Muchas personas que viven situaciones actuales que les provocan angustia, miran el matrimonio como un escape eficaz; sin saber que bajo esa perspectiva el casamiento no es un atajo para resolver problemas personales sino que, a poco de comenzado, se convertirá en otro problema.
Emprender un matrimonio por desesperación, es la equivocación más grande de la vida. Es un suicidio en el plano afectivo. A menos que ocurra un milagro, el estar en pareja no agregará valor a su vida, ni le otorgará aceptación social.
III.La inmadurez
La Biblia guarda silencio acerca de la edad para casarse, así como de la diferencia de años que debe existir entre los esposos. El hecho corriente de que el hombre sea mayor que la mujer parece deberse a un mandato cultural más que a un factor biológico, dado que la longevidad femenina es mayor que la masculina.

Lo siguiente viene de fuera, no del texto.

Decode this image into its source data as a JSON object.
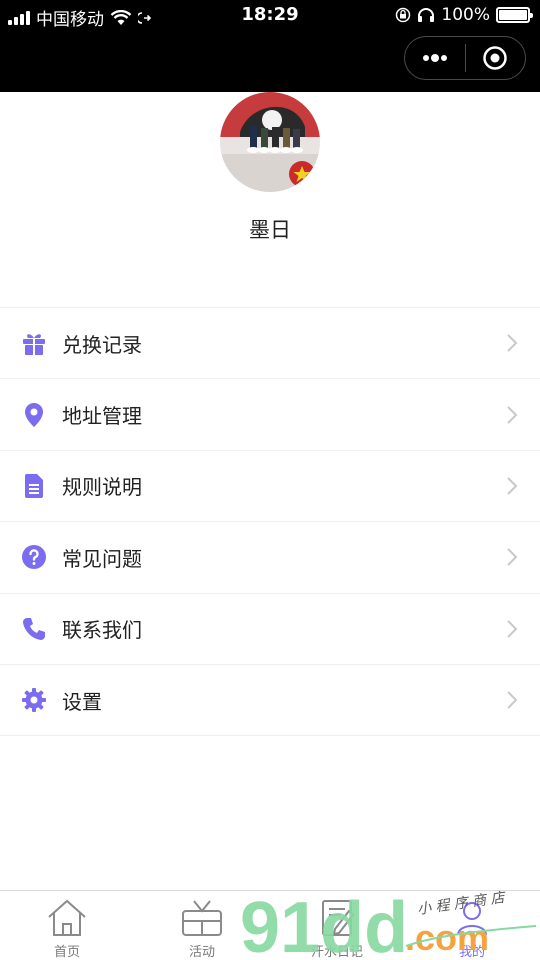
{
  "status_bar": {
    "carrier": "中国移动",
    "time": "18:29",
    "battery": "100%"
  },
  "profile": {
    "username": "墨日"
  },
  "menu": [
    {
      "label": "兑换记录",
      "icon": "gift-icon"
    },
    {
      "label": "地址管理",
      "icon": "location-pin-icon"
    },
    {
      "label": "规则说明",
      "icon": "document-icon"
    },
    {
      "label": "常见问题",
      "icon": "question-circle-icon"
    },
    {
      "label": "联系我们",
      "icon": "phone-icon"
    },
    {
      "label": "设置",
      "icon": "gear-icon"
    }
  ],
  "tabbar": [
    {
      "label": "首页",
      "icon": "home-icon"
    },
    {
      "label": "活动",
      "icon": "tv-icon"
    },
    {
      "label": "汗水日记",
      "icon": "diary-icon"
    },
    {
      "label": "我的",
      "icon": "profile-icon"
    }
  ],
  "watermark": {
    "logo": "91dd",
    "suffix": ".com",
    "tagline": "小 程 序 商 店"
  },
  "colors": {
    "accent": "#7b6cf0",
    "chevron": "#c8c8c8",
    "tab_inactive": "#7a7a7a"
  }
}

Formar una pareja y constituir una nueva familia, no es cuestión de edad sino de madurez. Hay personas de 40 años que no han podido cortar los lazos emocionales con sus padres; y hay jóvenes de tan sólo 20, que ya están listos para afrontar un compromiso tan importante como puede ser el casamiento.

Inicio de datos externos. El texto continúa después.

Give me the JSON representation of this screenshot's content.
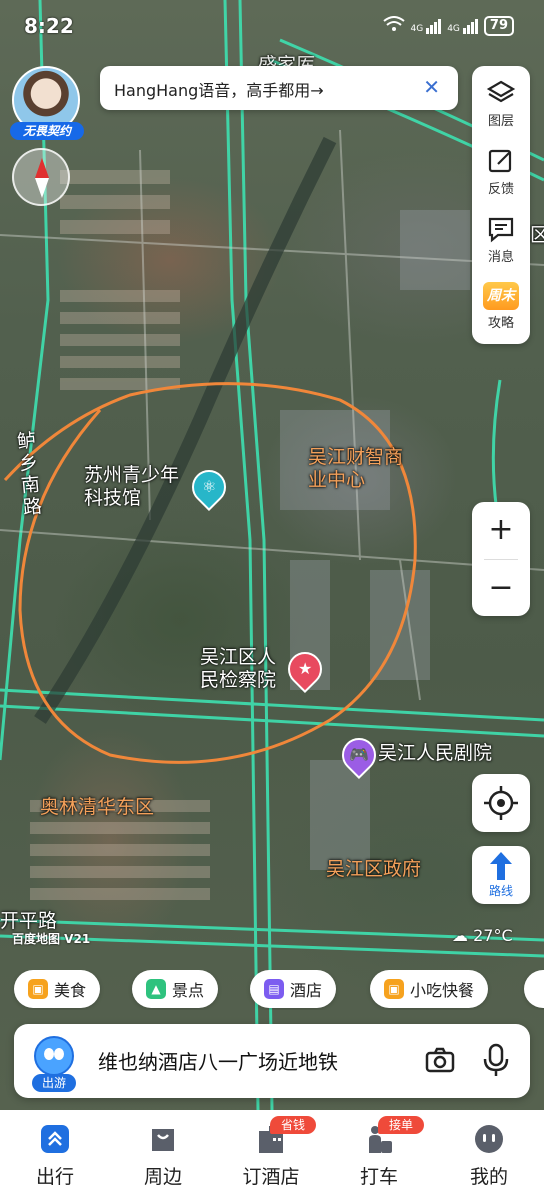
{
  "status_bar": {
    "time": "8:22",
    "wifi": "wifi",
    "signal1": "4G",
    "signal2": "4G",
    "battery": "79"
  },
  "avatar": {
    "badge": "无畏契约"
  },
  "voice_banner": {
    "text": "HangHang语音，高手都用→",
    "close": "✕"
  },
  "tools": [
    {
      "label": "图层",
      "icon": "layers-icon"
    },
    {
      "label": "反馈",
      "icon": "feedback-icon"
    },
    {
      "label": "消息",
      "icon": "message-icon"
    },
    {
      "label": "攻略",
      "icon": "weekend-guide-icon",
      "tag": "周末"
    }
  ],
  "zoom": {
    "in": "+",
    "out": "−"
  },
  "route_button": {
    "label": "路线"
  },
  "map": {
    "labels": {
      "road_top": "盛家厍",
      "road_left": "鲈乡南路",
      "museum": "苏州青少年科技馆",
      "finance_center": "吴江财智商业中心",
      "procuratorate": "吴江区人民检察院",
      "theater": "吴江人民剧院",
      "olympic": "奥林清华东区",
      "gov": "吴江区政府",
      "road_bottom": "开平路",
      "right_edge": "吴江区国"
    },
    "logo": "百度地图 V21",
    "highlight_color": "#f0873a",
    "road_color": "#3ee0b0"
  },
  "weather": {
    "temp": "27°C",
    "icon": "cloud-sun-icon"
  },
  "chips": [
    {
      "label": "美食",
      "color": "#f6a21e"
    },
    {
      "label": "景点",
      "color": "#2ec27e"
    },
    {
      "label": "酒店",
      "color": "#7c5cf0"
    },
    {
      "label": "小吃快餐",
      "color": "#f6a21e"
    }
  ],
  "search": {
    "mascot_tag": "出游",
    "query": "维也纳酒店八一广场近地铁"
  },
  "bottom_nav": [
    {
      "label": "出行",
      "active": true
    },
    {
      "label": "周边"
    },
    {
      "label": "订酒店",
      "badge": "省钱订"
    },
    {
      "label": "打车",
      "badge": "接单快"
    },
    {
      "label": "我的"
    }
  ]
}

IV.No conocerse lo suficiente
Rubén y Sandra se conocieron en Buenos Aires mientras él ocupaba un puesto jerárquico en una empresa multinacional. Salieron por algunas semanas hasta que él fue trasladado al interior. Sandra continuó cursando sus últimos meses de la escuela secundaria. Se escribieron innumerables cartas y se vieron varias veces en ese año. En las vacaciones, Sandra lo visitó en su ciudad, estuvieron juntos de nuevo e hicieron planes para casarse. Ambos estaban persuadidos de que se conocían lo suficiente y que no había por qué esperar. Rubén descansaba en el hecho de que ella era una chica espiritual y activa en su iglesia. Sandra confiaba en sus sentimientos amorosos hacia él. Estaba impactada. Rubén llenaba sus expectativas, era su ideal. Flotaba en un éxtasis profundo. Estaba ciegamente enamorada. La ceremonia fue bellísima y aunque parecía una historia de la realeza, de nada sirvió para mantenerlos juntos. No superaron la prueba del tiempo. Se esfumó el enamoramiento inicial y todo acabó. El final de esta historia fue demasiado previsible: a pocos meses de casados, ella lo abandonó por otro hombre del cual decía estar enamorada.

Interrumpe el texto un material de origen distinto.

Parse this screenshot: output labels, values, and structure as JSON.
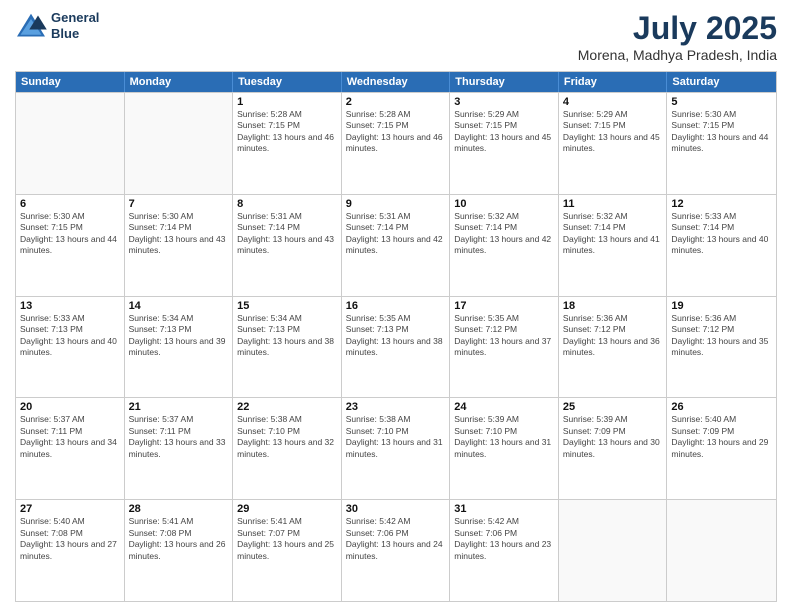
{
  "logo": {
    "line1": "General",
    "line2": "Blue"
  },
  "title": "July 2025",
  "subtitle": "Morena, Madhya Pradesh, India",
  "header": {
    "days": [
      "Sunday",
      "Monday",
      "Tuesday",
      "Wednesday",
      "Thursday",
      "Friday",
      "Saturday"
    ]
  },
  "rows": [
    [
      {
        "day": "",
        "info": ""
      },
      {
        "day": "",
        "info": ""
      },
      {
        "day": "1",
        "info": "Sunrise: 5:28 AM\nSunset: 7:15 PM\nDaylight: 13 hours and 46 minutes."
      },
      {
        "day": "2",
        "info": "Sunrise: 5:28 AM\nSunset: 7:15 PM\nDaylight: 13 hours and 46 minutes."
      },
      {
        "day": "3",
        "info": "Sunrise: 5:29 AM\nSunset: 7:15 PM\nDaylight: 13 hours and 45 minutes."
      },
      {
        "day": "4",
        "info": "Sunrise: 5:29 AM\nSunset: 7:15 PM\nDaylight: 13 hours and 45 minutes."
      },
      {
        "day": "5",
        "info": "Sunrise: 5:30 AM\nSunset: 7:15 PM\nDaylight: 13 hours and 44 minutes."
      }
    ],
    [
      {
        "day": "6",
        "info": "Sunrise: 5:30 AM\nSunset: 7:15 PM\nDaylight: 13 hours and 44 minutes."
      },
      {
        "day": "7",
        "info": "Sunrise: 5:30 AM\nSunset: 7:14 PM\nDaylight: 13 hours and 43 minutes."
      },
      {
        "day": "8",
        "info": "Sunrise: 5:31 AM\nSunset: 7:14 PM\nDaylight: 13 hours and 43 minutes."
      },
      {
        "day": "9",
        "info": "Sunrise: 5:31 AM\nSunset: 7:14 PM\nDaylight: 13 hours and 42 minutes."
      },
      {
        "day": "10",
        "info": "Sunrise: 5:32 AM\nSunset: 7:14 PM\nDaylight: 13 hours and 42 minutes."
      },
      {
        "day": "11",
        "info": "Sunrise: 5:32 AM\nSunset: 7:14 PM\nDaylight: 13 hours and 41 minutes."
      },
      {
        "day": "12",
        "info": "Sunrise: 5:33 AM\nSunset: 7:14 PM\nDaylight: 13 hours and 40 minutes."
      }
    ],
    [
      {
        "day": "13",
        "info": "Sunrise: 5:33 AM\nSunset: 7:13 PM\nDaylight: 13 hours and 40 minutes."
      },
      {
        "day": "14",
        "info": "Sunrise: 5:34 AM\nSunset: 7:13 PM\nDaylight: 13 hours and 39 minutes."
      },
      {
        "day": "15",
        "info": "Sunrise: 5:34 AM\nSunset: 7:13 PM\nDaylight: 13 hours and 38 minutes."
      },
      {
        "day": "16",
        "info": "Sunrise: 5:35 AM\nSunset: 7:13 PM\nDaylight: 13 hours and 38 minutes."
      },
      {
        "day": "17",
        "info": "Sunrise: 5:35 AM\nSunset: 7:12 PM\nDaylight: 13 hours and 37 minutes."
      },
      {
        "day": "18",
        "info": "Sunrise: 5:36 AM\nSunset: 7:12 PM\nDaylight: 13 hours and 36 minutes."
      },
      {
        "day": "19",
        "info": "Sunrise: 5:36 AM\nSunset: 7:12 PM\nDaylight: 13 hours and 35 minutes."
      }
    ],
    [
      {
        "day": "20",
        "info": "Sunrise: 5:37 AM\nSunset: 7:11 PM\nDaylight: 13 hours and 34 minutes."
      },
      {
        "day": "21",
        "info": "Sunrise: 5:37 AM\nSunset: 7:11 PM\nDaylight: 13 hours and 33 minutes."
      },
      {
        "day": "22",
        "info": "Sunrise: 5:38 AM\nSunset: 7:10 PM\nDaylight: 13 hours and 32 minutes."
      },
      {
        "day": "23",
        "info": "Sunrise: 5:38 AM\nSunset: 7:10 PM\nDaylight: 13 hours and 31 minutes."
      },
      {
        "day": "24",
        "info": "Sunrise: 5:39 AM\nSunset: 7:10 PM\nDaylight: 13 hours and 31 minutes."
      },
      {
        "day": "25",
        "info": "Sunrise: 5:39 AM\nSunset: 7:09 PM\nDaylight: 13 hours and 30 minutes."
      },
      {
        "day": "26",
        "info": "Sunrise: 5:40 AM\nSunset: 7:09 PM\nDaylight: 13 hours and 29 minutes."
      }
    ],
    [
      {
        "day": "27",
        "info": "Sunrise: 5:40 AM\nSunset: 7:08 PM\nDaylight: 13 hours and 27 minutes."
      },
      {
        "day": "28",
        "info": "Sunrise: 5:41 AM\nSunset: 7:08 PM\nDaylight: 13 hours and 26 minutes."
      },
      {
        "day": "29",
        "info": "Sunrise: 5:41 AM\nSunset: 7:07 PM\nDaylight: 13 hours and 25 minutes."
      },
      {
        "day": "30",
        "info": "Sunrise: 5:42 AM\nSunset: 7:06 PM\nDaylight: 13 hours and 24 minutes."
      },
      {
        "day": "31",
        "info": "Sunrise: 5:42 AM\nSunset: 7:06 PM\nDaylight: 13 hours and 23 minutes."
      },
      {
        "day": "",
        "info": ""
      },
      {
        "day": "",
        "info": ""
      }
    ]
  ]
}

Noviazgos a la distancia; visitas esporádicas; decisiones apresuradas. Una combinación explosiva para el fracaso. Estar enamorado no es suficiente. Usted debe conocer bien a la persona con la que desea compartir su futuro. No emplee su noviazgo sólo para preparar los detalles de la boda. Use el tiempo sabiamente. La Biblia nos alerta a no equivocarnos a la hora de elegir la pareja. Dios no quiere que nuestros años se consuman en dolor y sufrimiento. Todo esto se evitará si toma tiempo suficiente para descubrir cómo es la persona con la que piensa casarse. Comprometerse sin haber compartido experiencias de vida juntos, sin haber enfrentado conflictos o situaciones difíciles, sin estar al tanto de los anhelos vocacionales de la pareja y de sus proyectos para el futuro, sin observar cómo se relaciona y cómo reacciona, es una buena fórmula sólo para el desastre.
V.Falta de preparación
Es más sencillo contraer matrimonio que ser recolector de residuos. Para ser basurero hay que tomar un cursillo de dos semanas, mientras que los enamorados no toman tiempo para aprender lo que implica el matrimonio. Lea algún libro con su pareja. Converse con él o ella acerca del futuro, de qué tipo de matrimonio desean, cómo lidiarán con los problemas, manejarán las finanzas o como buscarán soluciones cuando no logren llegar a un acuerdo. Oren juntos, busquen la dirección de Dios y el consejo de personas maduras. No desperdicien las observaciones de los que ven de cerca la relación: padres y amigos. No se muevan únicamente por la emoción, también usen el sentido común.